The argument is that because Copilots AI (Open AI), was trained on potentially copyrighted code, it is infringing on the copyright of the original code. The most notable entity with this view is the Software Freedom Conservancy, which posted an article in June 2022 that everyone should Give Up Github.

They argue that because Copilots AI learned from copyrighted code from Github, it is breaking copyright laws by using that code in its suggestions. Firstly, Copilot is not simply spitting out code it has learned verbatim. It’s just not. It has “learned” to apply the logic it has seen before and rework it based on your project’s files, and the context of the file/code you are working on. It’s not just copying and pasting. It’s not even close to that. It’s applying logic to the code it has seen before and reworking it to fit the context of the file you are working on. It’s not copying and pasting. It’s not even close to that.

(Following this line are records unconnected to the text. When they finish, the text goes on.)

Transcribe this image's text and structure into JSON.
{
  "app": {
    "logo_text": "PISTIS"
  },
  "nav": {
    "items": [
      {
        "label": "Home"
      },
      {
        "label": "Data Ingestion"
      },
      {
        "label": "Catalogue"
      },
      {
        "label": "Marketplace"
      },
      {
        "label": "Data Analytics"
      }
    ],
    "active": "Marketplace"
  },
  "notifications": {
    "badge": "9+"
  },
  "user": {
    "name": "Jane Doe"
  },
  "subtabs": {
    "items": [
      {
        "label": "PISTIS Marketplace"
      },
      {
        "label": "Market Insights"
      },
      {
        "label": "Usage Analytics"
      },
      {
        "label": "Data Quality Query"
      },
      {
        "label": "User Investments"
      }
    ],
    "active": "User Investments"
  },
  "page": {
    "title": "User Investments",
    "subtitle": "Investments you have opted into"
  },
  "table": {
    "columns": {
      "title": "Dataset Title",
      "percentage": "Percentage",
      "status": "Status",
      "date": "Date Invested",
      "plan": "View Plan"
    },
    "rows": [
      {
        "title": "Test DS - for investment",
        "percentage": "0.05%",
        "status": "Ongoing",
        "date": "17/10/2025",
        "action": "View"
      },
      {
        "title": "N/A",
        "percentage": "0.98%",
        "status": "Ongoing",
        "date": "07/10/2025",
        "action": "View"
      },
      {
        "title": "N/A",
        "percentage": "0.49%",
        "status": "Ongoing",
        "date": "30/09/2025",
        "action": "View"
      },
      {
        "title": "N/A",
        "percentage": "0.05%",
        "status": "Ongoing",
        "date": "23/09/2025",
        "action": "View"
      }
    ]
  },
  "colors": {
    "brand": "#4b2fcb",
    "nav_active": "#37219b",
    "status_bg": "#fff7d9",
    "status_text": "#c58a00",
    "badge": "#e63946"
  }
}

It’s applying logic to the code it has seen before and reworking it to fit the context of the file you are working on.

To say that is copyright infringement means you or I can never learn from a piece of code on Github that has a license and then apply that knowledge in our projects, without attribution. “I saw something similar to this in XYZ. All copyright is theirs. blah blah blah”. That’s ridiculous!

So what about the cases where Copilot, for whatever reason, does generate code that is the same as a piece of code in a copyrighted project? Well, then we have to ask, how much code duplication can be called copyright infringement? A line? A function? A class, One file?

This is very important to clarify if they want to go down this road, because if we get into a situation where even the use of 1 function from a copyrighted codebase is copyright infringement, regardless of the context of the project or file it is in, then we’re in serious trouble as an industry. Worse than AI taking our jobs. We’re getting into the territory of musicians and artists claiming common phrases in lyrics are copyrighted and therefore infringing. And that’s a slippery slope.

If I write a song in the key of G, does that mean I’m breaking copyright because those notes have been used before? Of course not, that’s insane! But as more time passes artists are losing copyright cases for more and more convoluted reasons. But at what point are the series of notes “too similar”, and how many consecutive notes are no longer “original” and now “copying”? This is the same argument. At what point is a line of code “too similar” to another line of code, and how many consecutive lines are no longer “inspired by” and now “copying”? Is a class that does the same thing as a copyrighted class, but uses, for the most part, different code to get there, a copy?

I don’t have answers to those questions, but I certainly don’t want lawyers and judges making rulings on them that would then be law forever. I’ll take rampant code plagarism by all over lawyers and judges ruling who can and can’t use certain code any day!